BARBERAS DE CAIR O QUEIXO
São Paulo, Sexta-feira, 19 de Fevereiro de 1999

Se você também ama ossobuco, rabada, carnes com molhos impenetráveis e com sotaque italiano... Uma garrafa de Barbera aberta em cima da mesa uma hora antes da polenta ficar pronta é um ato de felicidade gastronômica!
Quando digo Barbera penso principalmente no movimento que surgiu paralelamente aos "supertoscanos" no início dos anos 80, os Barberas moderninhos envelhecidos em carvalho novo na sua região de plenitude, o Piemonte, norte da Itália.

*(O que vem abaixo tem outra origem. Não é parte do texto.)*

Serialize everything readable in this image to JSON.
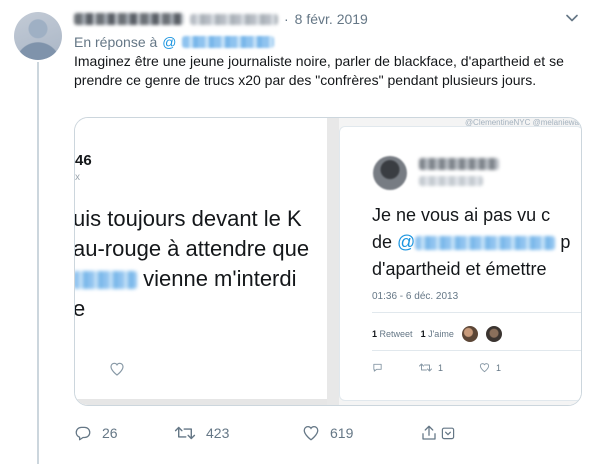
{
  "tweet": {
    "date": "8 févr. 2019",
    "dot": "·",
    "reply_prefix": "En réponse à",
    "reply_at": "@",
    "text": "Imaginez être une jeune journaliste noire, parler de blackface, d'apartheid et se prendre ce genre de trucs x20 par des \"confrères\" pendant plusieurs jours.",
    "stats": {
      "replies": "26",
      "retweets": "423",
      "likes": "619"
    }
  },
  "media": {
    "left": {
      "number": "46",
      "x_mark": "x",
      "line1": "uis toujours devant le K",
      "line2": "au-rouge à attendre que",
      "line3_suffix": " vienne m'interdi",
      "line4": "e"
    },
    "right": {
      "top_strip": "@ClementineNYC @melaniewa",
      "line1": "Je ne vous ai pas vu c",
      "line2_prefix": "de ",
      "line2_at": "@",
      "line2_suffix": " p",
      "line3": "d'apartheid et émettre",
      "timestamp": "01:36 - 6 déc. 2013",
      "retweet_count": "1",
      "retweet_label": "Retweet",
      "like_count": "1",
      "like_label": "J'aime",
      "rt_action_count": "1",
      "like_action_count": "1"
    }
  },
  "colors": {
    "accent": "#1b95e0",
    "muted": "#657786",
    "border": "#ccd6dd"
  }
}
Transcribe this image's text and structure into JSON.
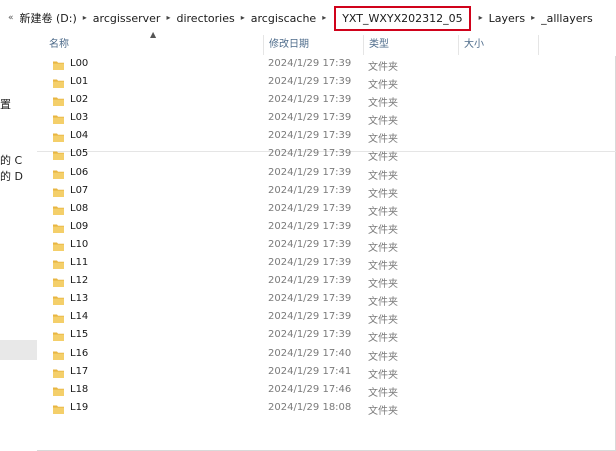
{
  "breadcrumb": {
    "lead_glyph": "«",
    "separator_glyph": "▸",
    "items": [
      "新建卷 (D:)",
      "arcgisserver",
      "directories",
      "arcgiscache",
      "YXT_WXYX202312_05",
      "Layers",
      "_alllayers"
    ]
  },
  "left_pane": {
    "items": [
      "置",
      "的 C",
      "的 D"
    ]
  },
  "columns": {
    "name": "名称",
    "modified": "修改日期",
    "type": "类型",
    "size": "大小"
  },
  "colors": {
    "highlight_border": "#d0021b",
    "folder": "#e8b642",
    "header_text": "#4d6b8a"
  },
  "rows": [
    {
      "name": "L00",
      "date": "2024/1/29 17:39",
      "type": "文件夹"
    },
    {
      "name": "L01",
      "date": "2024/1/29 17:39",
      "type": "文件夹"
    },
    {
      "name": "L02",
      "date": "2024/1/29 17:39",
      "type": "文件夹"
    },
    {
      "name": "L03",
      "date": "2024/1/29 17:39",
      "type": "文件夹"
    },
    {
      "name": "L04",
      "date": "2024/1/29 17:39",
      "type": "文件夹"
    },
    {
      "name": "L05",
      "date": "2024/1/29 17:39",
      "type": "文件夹"
    },
    {
      "name": "L06",
      "date": "2024/1/29 17:39",
      "type": "文件夹"
    },
    {
      "name": "L07",
      "date": "2024/1/29 17:39",
      "type": "文件夹"
    },
    {
      "name": "L08",
      "date": "2024/1/29 17:39",
      "type": "文件夹"
    },
    {
      "name": "L09",
      "date": "2024/1/29 17:39",
      "type": "文件夹"
    },
    {
      "name": "L10",
      "date": "2024/1/29 17:39",
      "type": "文件夹"
    },
    {
      "name": "L11",
      "date": "2024/1/29 17:39",
      "type": "文件夹"
    },
    {
      "name": "L12",
      "date": "2024/1/29 17:39",
      "type": "文件夹"
    },
    {
      "name": "L13",
      "date": "2024/1/29 17:39",
      "type": "文件夹"
    },
    {
      "name": "L14",
      "date": "2024/1/29 17:39",
      "type": "文件夹"
    },
    {
      "name": "L15",
      "date": "2024/1/29 17:39",
      "type": "文件夹"
    },
    {
      "name": "L16",
      "date": "2024/1/29 17:40",
      "type": "文件夹"
    },
    {
      "name": "L17",
      "date": "2024/1/29 17:41",
      "type": "文件夹"
    },
    {
      "name": "L18",
      "date": "2024/1/29 17:46",
      "type": "文件夹"
    },
    {
      "name": "L19",
      "date": "2024/1/29 18:08",
      "type": "文件夹"
    }
  ]
}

O desbravador desse movimento foi Giacomo Bologna e sua tradução da uva -o Bricco Dell'Uccellone, que em diversas degustações fez bonito diante dos grandes vinhos da Europa.
Provei o de 94, que, apesar de não ter sido uma safra excepcional, estava um absurdo, com aromas de goiaba, palha, marmelo e boca longa.
Um fator nobre é que Giacomo esnoba a denominação DOC, intitulando sua jóia de Vino da Tavola.
Em seguida, outro nome vital em Barberas é Luigi Coppo e o canhão Pomorosso. No ano passado tive o prazer de participar de uma degustação com a presença de um dos Coppo, na qual um dos destaques foi o aromático 95, que trazia ameixas, figos e uma boca não muito tânica, apesar da idade.
Outro produtor de destaque é o Vietti, que, fora produzir ótimos Barolos, faz o sublime Scarrone. O que me impulsionou a escrever sobre Barbera foi esse vinho -degustei o de 95 e estava com uma concentração de aromas e sabores que felizmente não custa o que geralmente um vinho dessa qualidade custaria no mercado.
Detalhe importante: as garrafas de Vietti são obras de arte, e a do Scarrone tem a mesma atmosfera da capa do disco "Katy Lied", do grupo de pop jazz Steely Dan. Cool!
Um produtor de Barbera incensado tanto pelo Veronelli como pelo Gambero Rosso é Franco Martinetti e seus Barberas Montruc e Sul Bric. O primeiro é um Barbera D'Asti produzido com as técnicas modernas, e o de 95 veio com uma boca "picante" ligeiramente tânica, mas amiga dos guisados ricos. No nariz, passas secas e ameixas com uma nota de fungui seco.
O Sul Bric de 95 (50% Barbera, 50% Cabernet Sauvignon) ganhou as concorridas "tre bicchieri" do guia Gambero Rosso do ano passado. Um vinho que está delicioso agora, mas quem tiver paciência (que não é o meu caso) terá um gigante na adega. Tabaco, alcaçuz, amoras e cassis formam o aroma profundo desse vinho, que vai adorar se for aberto uma hora antes.
O único vinho que provei da safra 96, vista pelos guias como superior, foi o Mariagioana de Giacosa Fratelli, um nome também importante na nova escola de Barberas. Estava mais sutil e delicado e com uma fruta mais doce, uma tonalidade rubi tão intensa e luminosa que parece ter uma lâmpada dentro, aroma caramelado de framboesas e boca longa, equilibrada, fazendo boa escolta para pratos de ave.
Os Barberas ficam melhores se apreciados nas taças de modelo Borgonha, de preferência as da boquinha torta.